Liberia: Für Einreisende aus Deutschland ist eine 14-tägige Quarantäne in einem staatlichen Beobachtungszentrum des westafrikanischen Landes vorgesehen.

Ruanda: Einreisende, die Symptome aufweisen, müssen einen Coronavirus-Test machen. Unabhängig vom Ergebnis wird Quarantäne angeordnet. Reisende aus Deutschland ohne Symptome unterliegen 14 Tage einem täglichen Monitoring.

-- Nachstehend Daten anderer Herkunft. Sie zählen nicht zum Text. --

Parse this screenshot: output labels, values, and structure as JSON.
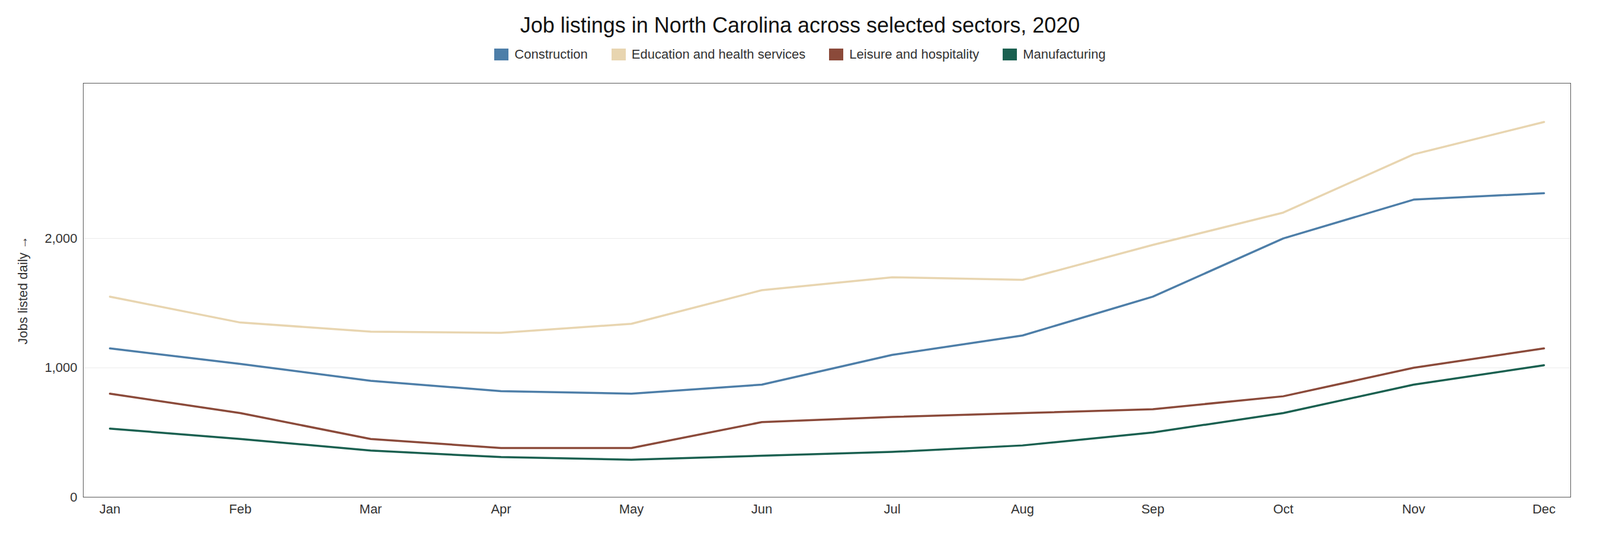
{
  "chart_data": {
    "type": "line",
    "title": "Job listings in North Carolina across selected sectors, 2020",
    "ylabel": "Jobs listed daily",
    "categories": [
      "Jan",
      "Feb",
      "Mar",
      "Apr",
      "May",
      "Jun",
      "Jul",
      "Aug",
      "Sep",
      "Oct",
      "Nov",
      "Dec"
    ],
    "series": [
      {
        "name": "Construction",
        "color": "#4d7ea8",
        "values": [
          1150,
          1030,
          900,
          820,
          800,
          870,
          1100,
          1250,
          1550,
          2000,
          2300,
          2350
        ]
      },
      {
        "name": "Education and health services",
        "color": "#e8d5b0",
        "values": [
          1550,
          1350,
          1280,
          1270,
          1340,
          1600,
          1700,
          1680,
          1950,
          2200,
          2650,
          2900
        ]
      },
      {
        "name": "Leisure and hospitality",
        "color": "#8b4a3a",
        "values": [
          800,
          650,
          450,
          380,
          380,
          580,
          620,
          650,
          680,
          780,
          1000,
          1150
        ]
      },
      {
        "name": "Manufacturing",
        "color": "#1a6050",
        "values": [
          530,
          450,
          360,
          310,
          290,
          320,
          350,
          400,
          500,
          650,
          870,
          1020
        ]
      }
    ],
    "ylim": [
      0,
      3200
    ],
    "yticks": [
      0,
      {
        "value": 1000,
        "label": "1,000"
      },
      {
        "value": 2000,
        "label": "2,000"
      }
    ],
    "grid": true,
    "legend": "top"
  }
}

Kiribati, Marshallinseln und Samoa: Die pazifischen Inselstaaten haben ein Einreiseverbot für Deutsche verhängt.

Grundsätzlich gilt: Bei einem behördlichen Einreiseverbot liege ein Fall von höherer Gewalt vor, erklärt der Reiserechtsexperte Ernst Führich aus Kempten. Es handele sich um einen unvermeidbaren, außergewöhnlichen Umstand. Sowohl eine Pauschalreise als auch ein einzelner Flug ließen sich kostenfrei stornieren. Schadenersatz oder Ausgleichszahlungen nach der EU-Fluggastrechteverordnung seien aber ausgeschlossen.

Weil Israel die Einreise bei fehlendem Quarantänenachweis verweigere, müsse die Fluggesellschaft einem Passagier schon am Abflughafen in Deutschland den Zutritt zum Flugzeug verweigern, ergänzt der Rechtsanwalt Paul Degott aus Hannover. Die Beförderung kann somit nicht stattfinden. Der Experte für Reiserecht kommt ebenfalls zu dem Schluss: Flugpassagiere bekommen das Geld für ihr Ticket zurück.

Geld zurück bei abgesagter Pauschalreise

Pauschalreisende sind immer abgesichert: Kann der Veranstalter eine Reise wegen behördlicher Anordnungen nicht wie geplant durchführen, haben Kunden das Recht, kostenlos vom Vertrag zurückzutreten. Das heißt, sie bekommen ihr angezahltes Geld vom Veranstalter zurück.

Wegen der weltweiten Ausbreitung des neuartigen Coronavirus besteht die Gefahr, dass weitere Länder ähnlich drastische Maßnahmen ergreifen und Urlauber damit kalt erwischen.

Was, wenn bei mir im Urlaub das Coronavirus nachgewiesen wird?

Das Auswärtige Amt stellt klar: "Wenn eine Infektion festgestellt wird, entscheiden die Behörden des jeweiligen Landes, welche Maßnahmen ergriffen werden. Die Behörden können dabei wie auch in Deutschland Quarantänemaßnahmen anordnen. Diese gelten auch für Reisende und müssen befolgt werden."